With the following an excerpt from a WW II period U.S. Army technical publication: “Production and issue of the Waffenrock was suspended in 1940, and the service or officers' ornamented uniform was worn for dress occasions instead. However, the Waffenrock remained authorized for walking out for those who had or could purchase it; and it was a widespread if unauthorized practice to loan a soldier a Waffenrock from regimental stocks to get married in, as evidenced by many wartime wedding photos.” Service Uniforms: “Ausgehanzug. This is a type of uniform which might be termed "walking-out dress". In the peacetime Army, it was a most important uniform, since it gave noncommissioned officers and enlisted men an opportunity to display themselves while on pass ......... belt with saber (for senior noncommissioned officers) or decorative bayonet (for junior noncommissioned officers and men) .......... “
With the following an abstract from a translation of an article titled “Me Fecit Solingen” published in 1936 in Die Klinge, describing the blades then being made for the organizations and individuals in that period with emphasis on private purchases:
The Army: Service sidearms are for sale to the Army only. But for the Extra-Waffen ie: Sidearms, daggers, and swords that were mostly worn as ornamental pieces...... Sidearms (bayonets) for NCO’s without the officer’s knot, and the rank and file enlisted men, described as Extra Sidearms. And enlisted men’s sabers for off duty mounted soldiers...... And the Officer's model sabers for officers, and NCO’s with the officers knot, and daggers for all of those with the knots......

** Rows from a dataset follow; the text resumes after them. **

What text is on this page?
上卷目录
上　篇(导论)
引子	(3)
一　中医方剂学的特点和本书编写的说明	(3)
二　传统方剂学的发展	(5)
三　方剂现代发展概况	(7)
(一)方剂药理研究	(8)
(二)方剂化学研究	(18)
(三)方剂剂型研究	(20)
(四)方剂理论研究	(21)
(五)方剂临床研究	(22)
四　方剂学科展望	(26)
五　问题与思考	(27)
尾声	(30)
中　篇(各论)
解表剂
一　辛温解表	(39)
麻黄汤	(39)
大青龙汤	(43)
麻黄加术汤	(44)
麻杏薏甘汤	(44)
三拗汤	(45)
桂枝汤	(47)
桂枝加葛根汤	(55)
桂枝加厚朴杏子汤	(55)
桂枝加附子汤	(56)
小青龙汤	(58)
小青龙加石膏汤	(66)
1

And for the Fire Brigades a new regulation which rescinded earlier ones: On duty the fire axes, and off duty the Faschinenmesser. And while it did not address the earlier regulations in detail, it did state that the change was due to a lack of uniformity.
Regards to all, Fred
yes this is a russian one... the germans made since the modell 1864 no bayontes any more... only Seitengewehre.
But in WW1 und WW2 the German captured during 1914-45 a lot of bayontes and use them.